As raças distinguem-se por caracteres somáticos: são unidades biológicas. Os povos, ao contrário, caracterizam-se por elementos sociológicos. E, por isso, um mesmo povo pode ser formado de raças mui diversas sem maior perigo para o seu futuro, desde que os fundamentos de sua sociedade (língua, forma de governo, família, história, etc.) forem mantidos no ambiente comum.

Aqui ainda, a terra do Brasil, com a sua vastidão, suas belezas e seus antagonismos, oferece perigos ao seu povo.

Os traços realmente originais, na contribuição naturalística da obra de Euclides da Cunha, acham-se no capítulo terceiro dos Sertões. São apenas trinta e cinco páginas, onde, em síntese suprema, ali está, esboçada, a etnografia sertaneja, naquele estilo cujo molde o crime partiu, há oito anos; naquela linguagem que faz lembrar a majestade das florestas, quando segredam ao caminheiro, na aparente confusão dos sons profundos, os mistérios de toda a Terra.

E, no Palácio da Boa Vista, onde o meu desejo vê, plasmada, a alma da minha pátria, a "Sala Euclides da Cunha" documenta, nos seus mostruários, a vida dos sertanejos.

***

É um escritor pungente; aflige, emociona, e, por isso mesmo, desperta, como nenhum outro, o ideal nacionalista.

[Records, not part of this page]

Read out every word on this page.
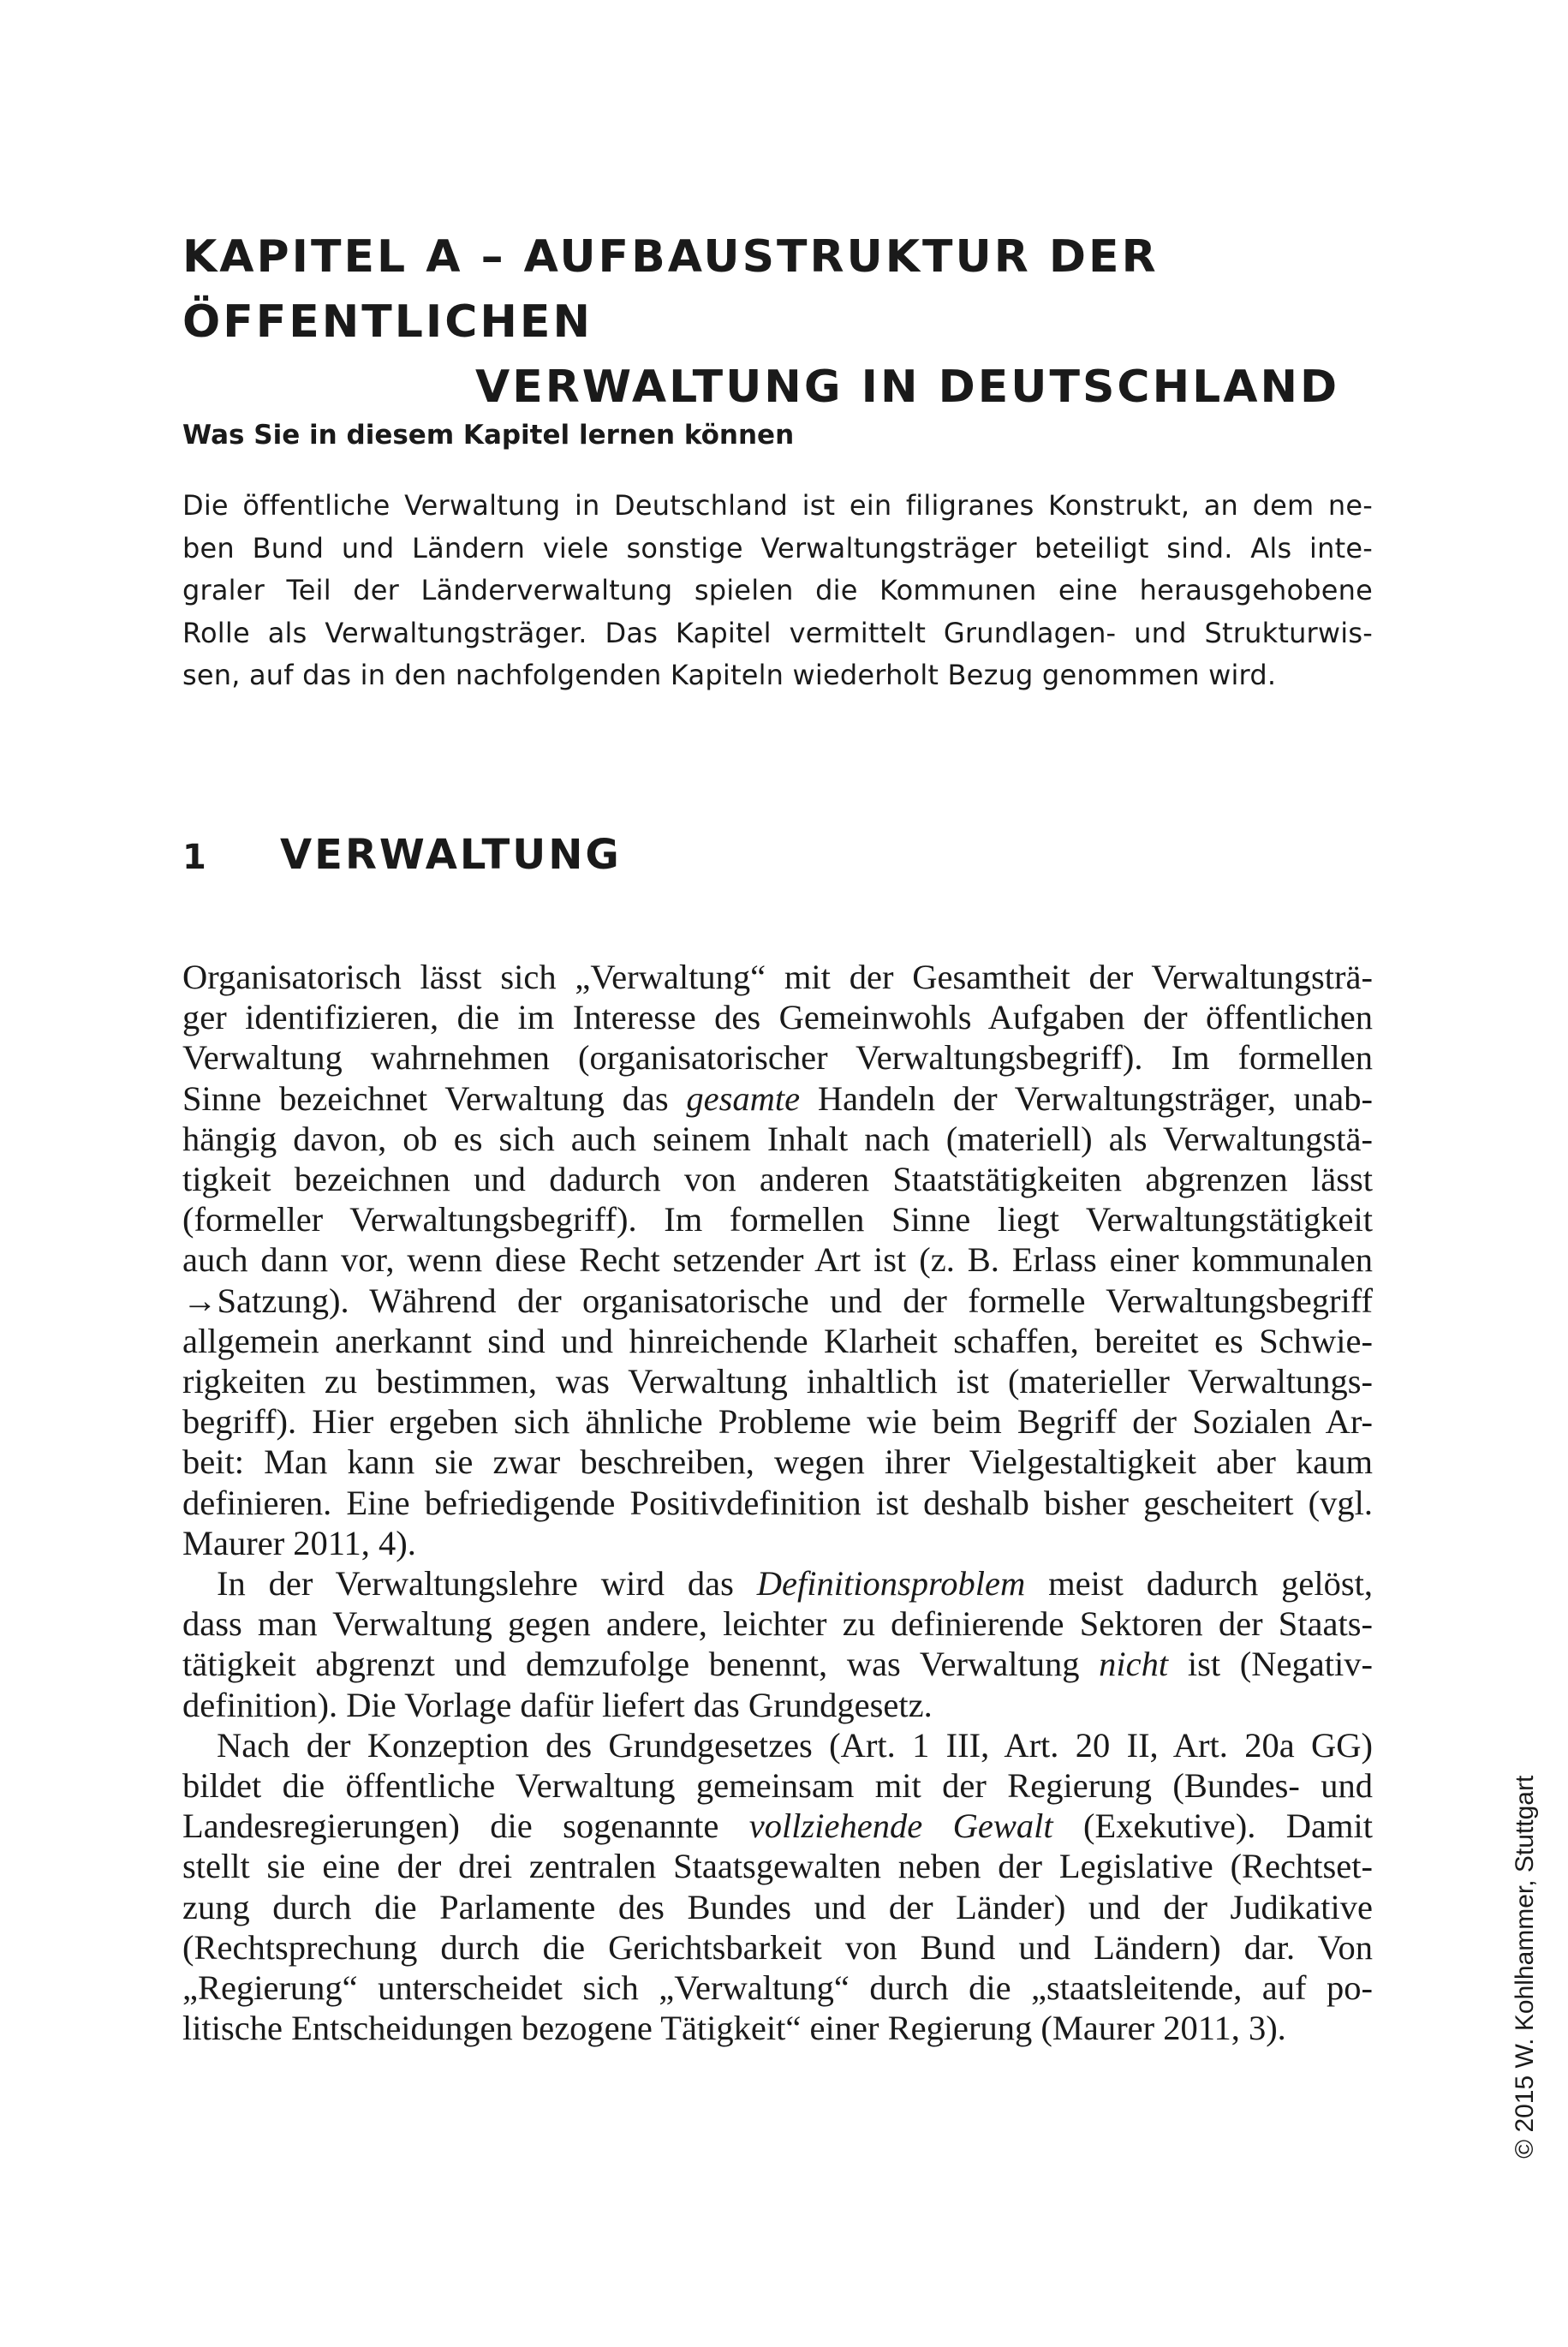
KAPITEL A – AUFBAUSTRUKTUR DER ÖFFENTLICHEN
VERWALTUNG IN DEUTSCHLAND
Was Sie in diesem Kapitel lernen können
Die öffentliche Verwaltung in Deutschland ist ein filigranes Konstrukt, an dem ne-
ben Bund und Ländern viele sonstige Verwaltungsträger beteiligt sind. Als inte-
graler Teil der Länderverwaltung spielen die Kommunen eine herausgehobene
Rolle als Verwaltungsträger. Das Kapitel vermittelt Grundlagen- und Strukturwis-
sen, auf das in den nachfolgenden Kapiteln wiederholt Bezug genommen wird.
1 VERWALTUNG
Organisatorisch lässt sich „Verwaltung“ mit der Gesamtheit der Verwaltungsträ-
ger identifizieren, die im Interesse des Gemeinwohls Aufgaben der öffentlichen
Verwaltung wahrnehmen (organisatorischer Verwaltungsbegriff). Im formellen
Sinne bezeichnet Verwaltung das gesamte Handeln der Verwaltungsträger, unab-
hängig davon, ob es sich auch seinem Inhalt nach (materiell) als Verwaltungstä-
tigkeit bezeichnen und dadurch von anderen Staatstätigkeiten abgrenzen lässt
(formeller Verwaltungsbegriff). Im formellen Sinne liegt Verwaltungstätigkeit
auch dann vor, wenn diese Recht setzender Art ist (z. B. Erlass einer kommunalen
→Satzung). Während der organisatorische und der formelle Verwaltungsbegriff
allgemein anerkannt sind und hinreichende Klarheit schaffen, bereitet es Schwie-
rigkeiten zu bestimmen, was Verwaltung inhaltlich ist (materieller Verwaltungs-
begriff). Hier ergeben sich ähnliche Probleme wie beim Begriff der Sozialen Ar-
beit: Man kann sie zwar beschreiben, wegen ihrer Vielgestaltigkeit aber kaum
definieren. Eine befriedigende Positivdefinition ist deshalb bisher gescheitert (vgl.
Maurer 2011, 4).
In der Verwaltungslehre wird das Definitionsproblem meist dadurch gelöst,
dass man Verwaltung gegen andere, leichter zu definierende Sektoren der Staats-
tätigkeit abgrenzt und demzufolge benennt, was Verwaltung nicht ist (Negativ-
definition). Die Vorlage dafür liefert das Grundgesetz.
Nach der Konzeption des Grundgesetzes (Art. 1 III, Art. 20 II, Art. 20a GG)
bildet die öffentliche Verwaltung gemeinsam mit der Regierung (Bundes- und
Landesregierungen) die sogenannte vollziehende Gewalt (Exekutive). Damit
stellt sie eine der drei zentralen Staatsgewalten neben der Legislative (Rechtset-
zung durch die Parlamente des Bundes und der Länder) und der Judikative
(Rechtsprechung durch die Gerichtsbarkeit von Bund und Ländern) dar. Von
„Regierung“ unterscheidet sich „Verwaltung“ durch die „staatsleitende, auf po-
litische Entscheidungen bezogene Tätigkeit“ einer Regierung (Maurer 2011, 3).	© 2015 W. Kohlhammer, Stuttgart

Os Sertões não é um volume de literatura: é um livro de ciência e de fé. E são essas as duas molas que faltam para o desencadear da nossa cultura popular: crer e aprender!

Se eu pudesse levar a cada povoação deste continente brasileiro uma palavra sequer; se pudesse ser ouvido pelo povo da minha terra... eu lhe diria: "aprende a ler, não para ser letrado, mas para conseguir a educação social indispensável aos filhos de um país moderno; fala aos teus, sempre, da casa em que nasceste, das suas palmeiras, dos seus pinheiros ou dos seus ervais; narra à tua família os farrapos da história comum que conheceres, porque a História do Brasil deve ser a oração dos nossos lares; trabalha e fiscaliza, com severidade e justiça, a aplicação do produto do teu esforço; considera a vida difícil da maioria dos povos, e bendiz a tua. E, quando o desânimo te infiltrar o coração, procura Euclides; ele te mostrará, com verdade e fulgor, o mundo de que és dono. E tu, meu irmão, como o Fausto da lenda medieval, erguerás de novo o grito da esperança:

Espírito sublime! Permitiste que eu lesse no seio profundo da minha terra como no peito de um amigo: revelaste as forças secretas da minha própria existência..."

Em Santa Catarina.

(Seixos rolados. Estudos brasileiros, 1927.)


* Médico legista, professor, antropólogo, etnólogo e ensaísta, membro da Academia Brasileira de Letras.